The family rigged the entire house to accommodate him and his wheelchair. He writes poems on his computer, updating his blog by using a mouth stick to hit the keys. So Brumley won't develop bed sores, his family adapted their schedules to ensure that he's turned every few hours — an intricate process that must be done delicately, so as not to cause Brumley any pain. Lana even set up a baby monitor to hear Brumley from another room. And Brumley's father adapted the wheelchair to hold a gun — "I bite and it pulls the trigger," Brumley said — allowing the Brumley boys, including Shannon Brumley's now 17-year-old son, to go hunting together.
But this care is expensive. Lana Brumley pointed this reporter toward the cushion on his wheelchair: $2,500 and not covered by insurance. "You go buy stuff for him, and the price is going to increase by four times [a normal item]," she said. "You're so worried about, 'Am I going to have the money for this? Am I going to have the money for that?' "
And new problems have occurred: a brain hemorrhage led to paralysis on the right side of Brumley's body, an antibiotic proved toxic, and there have been infections. 
"It's a never-ending thing," Lana Brumley said of the subsequent health challenges and costs that grow from a single tragedy like her son's motorcycle accident.
After the accident, days became complex dives into the heart of American medicine, Lana Brumley said. They would go to a doctor and have to learn new phrases and terms and diseases. Then, she'd learn about the intricacies of health insurance, looking for some way to pay for it all. "You just love him, you just take care of him," Lana Brumley said. "You're trying to get the necessities that they need."
Six years ago, the costs became too high. "Financially, he couldn't afford it," Lana said, "That enabled him to be able to get Medicaid." Before that, he had been paying through his own insurance.
The Legal Aid state lawsuit hinges, mostly, on the idea of notice: Were waiver recipients properly informed of a changed?

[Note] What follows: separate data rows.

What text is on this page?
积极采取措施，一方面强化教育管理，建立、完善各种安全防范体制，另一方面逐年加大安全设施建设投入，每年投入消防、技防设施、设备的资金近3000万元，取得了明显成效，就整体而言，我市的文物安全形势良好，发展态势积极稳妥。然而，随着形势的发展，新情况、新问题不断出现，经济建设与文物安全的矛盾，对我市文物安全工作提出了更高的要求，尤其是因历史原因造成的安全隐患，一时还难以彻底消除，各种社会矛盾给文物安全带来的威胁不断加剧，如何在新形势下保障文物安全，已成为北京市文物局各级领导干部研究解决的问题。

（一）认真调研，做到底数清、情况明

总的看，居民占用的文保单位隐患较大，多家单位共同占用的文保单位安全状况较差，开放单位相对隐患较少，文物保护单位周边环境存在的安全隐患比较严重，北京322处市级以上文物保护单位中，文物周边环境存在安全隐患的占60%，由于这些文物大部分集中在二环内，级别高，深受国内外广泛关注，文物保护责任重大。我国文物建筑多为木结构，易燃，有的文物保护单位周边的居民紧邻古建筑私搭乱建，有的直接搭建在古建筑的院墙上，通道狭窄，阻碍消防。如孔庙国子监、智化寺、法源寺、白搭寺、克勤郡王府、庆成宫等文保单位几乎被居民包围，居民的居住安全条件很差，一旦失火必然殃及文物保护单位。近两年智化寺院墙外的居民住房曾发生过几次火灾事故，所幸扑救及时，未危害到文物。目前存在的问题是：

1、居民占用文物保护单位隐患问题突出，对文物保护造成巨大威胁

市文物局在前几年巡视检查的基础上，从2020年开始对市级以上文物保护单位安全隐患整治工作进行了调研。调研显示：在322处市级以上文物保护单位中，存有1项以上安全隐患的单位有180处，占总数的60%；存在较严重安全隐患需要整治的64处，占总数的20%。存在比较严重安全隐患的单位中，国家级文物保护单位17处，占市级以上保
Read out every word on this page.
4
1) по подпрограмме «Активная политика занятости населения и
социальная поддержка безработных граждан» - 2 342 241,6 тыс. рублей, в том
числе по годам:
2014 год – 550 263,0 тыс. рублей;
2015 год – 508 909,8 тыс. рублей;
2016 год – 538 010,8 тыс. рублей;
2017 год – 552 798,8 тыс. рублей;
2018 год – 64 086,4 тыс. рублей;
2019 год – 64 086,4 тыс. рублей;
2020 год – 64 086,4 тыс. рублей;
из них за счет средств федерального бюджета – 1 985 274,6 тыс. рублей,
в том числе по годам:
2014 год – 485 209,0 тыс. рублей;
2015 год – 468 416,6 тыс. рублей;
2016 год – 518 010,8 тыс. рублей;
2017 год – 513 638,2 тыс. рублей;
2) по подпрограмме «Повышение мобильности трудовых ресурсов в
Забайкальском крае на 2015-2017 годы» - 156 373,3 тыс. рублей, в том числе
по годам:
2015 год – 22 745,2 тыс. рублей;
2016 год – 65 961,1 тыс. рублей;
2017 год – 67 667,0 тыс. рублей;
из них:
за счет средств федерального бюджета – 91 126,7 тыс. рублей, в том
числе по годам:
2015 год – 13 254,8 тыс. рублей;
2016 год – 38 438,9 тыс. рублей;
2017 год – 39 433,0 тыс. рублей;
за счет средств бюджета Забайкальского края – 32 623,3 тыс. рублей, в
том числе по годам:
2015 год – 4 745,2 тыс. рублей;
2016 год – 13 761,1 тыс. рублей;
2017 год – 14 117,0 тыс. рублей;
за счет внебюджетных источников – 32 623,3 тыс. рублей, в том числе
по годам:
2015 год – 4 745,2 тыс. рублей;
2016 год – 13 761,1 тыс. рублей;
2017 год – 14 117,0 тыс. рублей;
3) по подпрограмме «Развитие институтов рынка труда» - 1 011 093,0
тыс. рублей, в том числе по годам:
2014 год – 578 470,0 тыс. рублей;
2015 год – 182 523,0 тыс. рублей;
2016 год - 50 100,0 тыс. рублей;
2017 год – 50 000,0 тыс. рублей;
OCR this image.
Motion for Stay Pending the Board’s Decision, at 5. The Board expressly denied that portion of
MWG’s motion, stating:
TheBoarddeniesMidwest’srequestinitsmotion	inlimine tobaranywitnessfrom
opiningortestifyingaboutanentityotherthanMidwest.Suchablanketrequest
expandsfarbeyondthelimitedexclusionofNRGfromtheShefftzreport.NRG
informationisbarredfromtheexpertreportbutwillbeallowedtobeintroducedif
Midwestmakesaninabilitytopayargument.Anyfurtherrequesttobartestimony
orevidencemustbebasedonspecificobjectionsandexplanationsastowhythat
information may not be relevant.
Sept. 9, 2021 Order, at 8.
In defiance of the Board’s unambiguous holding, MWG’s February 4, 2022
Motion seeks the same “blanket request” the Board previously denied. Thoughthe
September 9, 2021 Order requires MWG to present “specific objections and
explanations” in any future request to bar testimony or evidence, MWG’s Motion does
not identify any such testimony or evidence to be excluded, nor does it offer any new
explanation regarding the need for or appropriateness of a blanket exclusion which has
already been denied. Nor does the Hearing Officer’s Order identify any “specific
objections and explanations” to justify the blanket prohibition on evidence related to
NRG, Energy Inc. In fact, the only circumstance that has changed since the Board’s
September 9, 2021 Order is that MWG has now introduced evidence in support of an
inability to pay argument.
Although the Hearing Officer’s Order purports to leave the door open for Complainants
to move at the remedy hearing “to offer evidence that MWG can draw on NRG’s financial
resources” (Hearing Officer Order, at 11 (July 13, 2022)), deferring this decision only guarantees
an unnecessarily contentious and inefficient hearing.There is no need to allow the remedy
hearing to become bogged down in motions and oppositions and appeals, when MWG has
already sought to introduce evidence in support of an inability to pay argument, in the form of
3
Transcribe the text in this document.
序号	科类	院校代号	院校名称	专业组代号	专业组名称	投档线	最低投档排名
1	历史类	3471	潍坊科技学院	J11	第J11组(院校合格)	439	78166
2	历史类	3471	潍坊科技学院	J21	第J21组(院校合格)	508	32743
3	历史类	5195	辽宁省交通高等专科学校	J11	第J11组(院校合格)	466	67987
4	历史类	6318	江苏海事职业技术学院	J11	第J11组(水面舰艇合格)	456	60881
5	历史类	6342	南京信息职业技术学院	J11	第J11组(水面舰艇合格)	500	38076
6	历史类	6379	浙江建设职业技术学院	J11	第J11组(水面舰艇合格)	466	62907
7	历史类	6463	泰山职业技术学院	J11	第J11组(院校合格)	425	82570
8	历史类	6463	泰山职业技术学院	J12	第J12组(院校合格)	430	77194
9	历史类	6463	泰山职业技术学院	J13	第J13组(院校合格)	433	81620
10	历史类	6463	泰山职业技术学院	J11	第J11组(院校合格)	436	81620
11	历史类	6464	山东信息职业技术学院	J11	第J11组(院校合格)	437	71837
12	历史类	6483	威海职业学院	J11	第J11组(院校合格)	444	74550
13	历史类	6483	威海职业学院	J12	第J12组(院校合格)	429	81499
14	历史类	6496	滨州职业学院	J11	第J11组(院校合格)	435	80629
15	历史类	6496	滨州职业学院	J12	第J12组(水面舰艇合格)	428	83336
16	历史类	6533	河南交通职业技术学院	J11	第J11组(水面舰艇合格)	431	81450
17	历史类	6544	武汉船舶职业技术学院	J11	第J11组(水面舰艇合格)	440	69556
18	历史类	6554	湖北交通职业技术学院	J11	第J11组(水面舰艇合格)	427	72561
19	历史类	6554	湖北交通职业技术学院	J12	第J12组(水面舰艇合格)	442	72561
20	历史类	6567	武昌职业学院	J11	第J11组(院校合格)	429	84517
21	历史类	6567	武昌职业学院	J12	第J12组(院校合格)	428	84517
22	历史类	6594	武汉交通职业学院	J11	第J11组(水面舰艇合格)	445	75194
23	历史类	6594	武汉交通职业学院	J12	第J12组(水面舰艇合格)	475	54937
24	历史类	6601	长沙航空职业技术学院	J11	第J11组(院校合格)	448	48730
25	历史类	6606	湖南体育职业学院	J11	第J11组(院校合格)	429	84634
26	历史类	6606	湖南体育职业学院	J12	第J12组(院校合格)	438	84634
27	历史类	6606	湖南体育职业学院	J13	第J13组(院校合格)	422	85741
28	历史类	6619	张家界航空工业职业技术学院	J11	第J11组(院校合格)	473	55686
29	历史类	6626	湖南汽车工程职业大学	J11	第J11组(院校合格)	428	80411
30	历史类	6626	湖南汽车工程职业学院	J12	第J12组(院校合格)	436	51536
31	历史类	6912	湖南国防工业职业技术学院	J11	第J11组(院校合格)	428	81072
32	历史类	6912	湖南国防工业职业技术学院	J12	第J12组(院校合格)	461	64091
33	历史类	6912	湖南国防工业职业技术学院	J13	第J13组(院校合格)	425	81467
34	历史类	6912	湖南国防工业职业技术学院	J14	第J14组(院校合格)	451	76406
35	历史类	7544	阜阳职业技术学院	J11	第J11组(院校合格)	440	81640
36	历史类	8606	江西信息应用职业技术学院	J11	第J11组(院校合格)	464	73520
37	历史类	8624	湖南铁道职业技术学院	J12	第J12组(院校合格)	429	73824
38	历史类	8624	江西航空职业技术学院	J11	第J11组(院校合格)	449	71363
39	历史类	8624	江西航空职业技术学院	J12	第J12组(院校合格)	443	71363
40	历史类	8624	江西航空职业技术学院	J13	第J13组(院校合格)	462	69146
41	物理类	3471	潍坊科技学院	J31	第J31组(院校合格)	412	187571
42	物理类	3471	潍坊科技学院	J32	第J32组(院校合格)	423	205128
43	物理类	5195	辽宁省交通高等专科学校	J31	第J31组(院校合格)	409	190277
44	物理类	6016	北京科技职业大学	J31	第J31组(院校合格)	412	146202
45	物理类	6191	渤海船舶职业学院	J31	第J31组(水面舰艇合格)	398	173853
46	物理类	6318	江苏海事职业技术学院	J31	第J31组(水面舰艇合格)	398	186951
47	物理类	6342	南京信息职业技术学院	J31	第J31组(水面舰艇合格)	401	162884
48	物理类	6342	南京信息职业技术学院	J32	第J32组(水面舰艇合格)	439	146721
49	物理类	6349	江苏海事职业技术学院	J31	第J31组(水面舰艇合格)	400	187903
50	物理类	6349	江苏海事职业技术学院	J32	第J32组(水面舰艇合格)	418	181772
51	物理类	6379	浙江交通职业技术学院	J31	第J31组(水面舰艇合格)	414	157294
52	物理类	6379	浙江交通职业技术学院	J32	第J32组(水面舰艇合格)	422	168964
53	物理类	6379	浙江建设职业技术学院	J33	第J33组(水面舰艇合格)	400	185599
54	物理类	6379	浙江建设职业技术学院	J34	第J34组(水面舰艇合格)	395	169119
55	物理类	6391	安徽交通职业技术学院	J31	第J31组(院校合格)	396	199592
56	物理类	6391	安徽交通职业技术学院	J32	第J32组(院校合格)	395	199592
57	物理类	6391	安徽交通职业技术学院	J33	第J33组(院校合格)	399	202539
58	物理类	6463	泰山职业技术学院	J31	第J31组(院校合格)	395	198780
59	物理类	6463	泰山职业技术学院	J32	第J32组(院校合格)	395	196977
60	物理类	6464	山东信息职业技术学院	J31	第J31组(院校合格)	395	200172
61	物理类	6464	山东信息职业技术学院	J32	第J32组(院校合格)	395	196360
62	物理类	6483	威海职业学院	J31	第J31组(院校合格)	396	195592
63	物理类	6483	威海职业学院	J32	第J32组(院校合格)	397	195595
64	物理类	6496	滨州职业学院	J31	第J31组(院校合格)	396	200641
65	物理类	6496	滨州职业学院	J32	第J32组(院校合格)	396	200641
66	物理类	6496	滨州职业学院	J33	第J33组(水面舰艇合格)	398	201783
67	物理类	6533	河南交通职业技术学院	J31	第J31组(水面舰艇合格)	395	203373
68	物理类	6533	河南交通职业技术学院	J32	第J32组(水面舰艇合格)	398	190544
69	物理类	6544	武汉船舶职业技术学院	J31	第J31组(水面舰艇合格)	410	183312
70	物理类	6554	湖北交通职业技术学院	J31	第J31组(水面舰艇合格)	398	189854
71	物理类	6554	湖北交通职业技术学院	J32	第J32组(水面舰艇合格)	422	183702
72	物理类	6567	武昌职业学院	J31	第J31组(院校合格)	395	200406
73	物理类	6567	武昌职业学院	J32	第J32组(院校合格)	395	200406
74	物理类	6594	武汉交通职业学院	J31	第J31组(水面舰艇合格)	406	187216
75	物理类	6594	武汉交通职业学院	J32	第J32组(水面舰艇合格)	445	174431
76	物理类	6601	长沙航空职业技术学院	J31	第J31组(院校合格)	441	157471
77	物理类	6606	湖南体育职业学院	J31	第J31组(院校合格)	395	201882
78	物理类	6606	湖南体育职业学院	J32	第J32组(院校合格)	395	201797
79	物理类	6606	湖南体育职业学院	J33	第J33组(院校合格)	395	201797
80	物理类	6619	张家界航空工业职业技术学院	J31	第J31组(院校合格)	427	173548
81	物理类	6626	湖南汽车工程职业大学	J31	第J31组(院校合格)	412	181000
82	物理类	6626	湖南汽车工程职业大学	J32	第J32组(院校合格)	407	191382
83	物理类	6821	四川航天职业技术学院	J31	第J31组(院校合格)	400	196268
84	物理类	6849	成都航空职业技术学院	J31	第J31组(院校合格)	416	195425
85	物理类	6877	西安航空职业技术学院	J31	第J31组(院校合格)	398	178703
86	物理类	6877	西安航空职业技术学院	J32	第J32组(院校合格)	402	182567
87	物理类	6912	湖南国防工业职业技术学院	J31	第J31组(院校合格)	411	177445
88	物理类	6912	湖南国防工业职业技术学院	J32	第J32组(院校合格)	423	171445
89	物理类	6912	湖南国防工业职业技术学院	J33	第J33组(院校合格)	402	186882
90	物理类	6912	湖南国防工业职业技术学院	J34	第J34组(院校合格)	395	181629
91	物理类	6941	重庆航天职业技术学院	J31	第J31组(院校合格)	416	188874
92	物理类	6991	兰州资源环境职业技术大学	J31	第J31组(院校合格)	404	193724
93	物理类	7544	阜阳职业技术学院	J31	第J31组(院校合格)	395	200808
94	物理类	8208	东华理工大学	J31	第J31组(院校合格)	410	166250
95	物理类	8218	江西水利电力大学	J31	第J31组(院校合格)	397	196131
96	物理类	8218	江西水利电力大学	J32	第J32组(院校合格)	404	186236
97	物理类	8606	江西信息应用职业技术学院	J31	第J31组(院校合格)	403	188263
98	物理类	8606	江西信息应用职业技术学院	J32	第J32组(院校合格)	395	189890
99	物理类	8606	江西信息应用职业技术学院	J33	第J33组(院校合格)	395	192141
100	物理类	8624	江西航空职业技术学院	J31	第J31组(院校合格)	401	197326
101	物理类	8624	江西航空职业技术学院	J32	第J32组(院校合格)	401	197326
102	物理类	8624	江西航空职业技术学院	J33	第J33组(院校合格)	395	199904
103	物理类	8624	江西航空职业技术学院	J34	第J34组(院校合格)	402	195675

But for Lana Brumley that issue is secondary. The new rules are unfair, she says. "Somebody like Shannon requires around-the-clock care, but if eight [hours per day] is the most you can get — for somebody in that bad of shape — give it to them," Lana Brumley said, referencing the eight hours per day her son receives vs. the approximately five hours per day the ARChoices algorithm says he should receive. "Why wouldn't you give it to them? Our government can do so much more, our state can do so much more by providing for the family members to take care at home, or allow them to hire somebody to come in."